Azure AD recently introduced a new feature that allows you to create your own custom security attributes to help you extend user profiles. Custom security attributes are business-specific attributes (key-value pairs) that can be configured and assigned to Azure AD objects. Custom user security attributes are supported in the Azure portal, PowerShell, and the Microsoft Graph API (but not in the Microsoft 365 Admin Center).
To create custom security attributes in Azure AD:
- You have at least an Azure AD Premium P1 subscription.
- The Attribute definition administrator role must be assigned to your account (by default, the Global Administrator and Privileged Role Administrator roles do not have privileges to add custom security attributes).
- Sign in to Azure AD Portal.
- Go to Azure Active Directory > Roles and administrators.

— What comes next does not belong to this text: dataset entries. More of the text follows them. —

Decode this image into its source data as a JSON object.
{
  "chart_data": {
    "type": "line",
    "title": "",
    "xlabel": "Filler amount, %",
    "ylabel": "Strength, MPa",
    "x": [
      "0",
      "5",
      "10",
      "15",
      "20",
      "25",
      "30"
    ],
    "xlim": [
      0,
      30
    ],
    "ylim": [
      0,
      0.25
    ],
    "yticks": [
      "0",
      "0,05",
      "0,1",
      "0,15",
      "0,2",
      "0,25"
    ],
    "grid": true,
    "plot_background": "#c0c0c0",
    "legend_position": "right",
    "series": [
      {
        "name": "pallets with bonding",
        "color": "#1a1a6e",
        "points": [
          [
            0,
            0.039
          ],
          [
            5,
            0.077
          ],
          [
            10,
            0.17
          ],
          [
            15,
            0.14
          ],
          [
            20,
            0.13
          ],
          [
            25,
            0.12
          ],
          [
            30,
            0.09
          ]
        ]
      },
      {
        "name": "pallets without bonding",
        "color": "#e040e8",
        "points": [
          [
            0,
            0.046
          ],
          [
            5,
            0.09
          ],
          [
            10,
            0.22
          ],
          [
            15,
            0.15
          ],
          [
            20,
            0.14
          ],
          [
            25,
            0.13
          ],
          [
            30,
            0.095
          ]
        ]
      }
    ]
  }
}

Assign the following roles to your account:
— Attribute assignment administrator.
— Attribute assignment reader.
— Attribute definition administrator.
— Attribute definition reader/
- Sign out of the Azure Portal and sign in again before you will be able to create attribute definitions;
- Go to Azure Active Directory > Custom security attributes, click on the Add attribute button;
- Type the name of the new attribute set and the maximum number of attributes in it;
- Now select your attribute set and click on Add attribute;
- You need to specify the attribute name, description, data type (String/Boolean/Integer);
- You can use multi-value attributes. Also, you can set a predefined list of values for String and Integer attribute types;
- Now you need to assign the new set of attributes to a supported AAD object type. In this example, we’ll assign a new set of attributes to the user;
- Go to AAD Users > select a user > select the Custom security attributes > click on Add assignment;
- Select the previously created attribute and set its value.
Note that user attributes and attribute sets cannot currently be deleted. They can only be deactivated.
AAD’s custom security attributes are currently in the preview stage, but should soon be available to all Azure tenants.
3 comments
Nice! Do I need an on-prem AD to use these on the AAD side? … and how do I access these attributes via PowerShell?
Hi Cyril,
Do you know if we can use Custom security attributes for AAD dynamic security groups?
It seems that the assignment is only for the selected user. Is it possible to assign it to all users, and auto-assign it to new created users?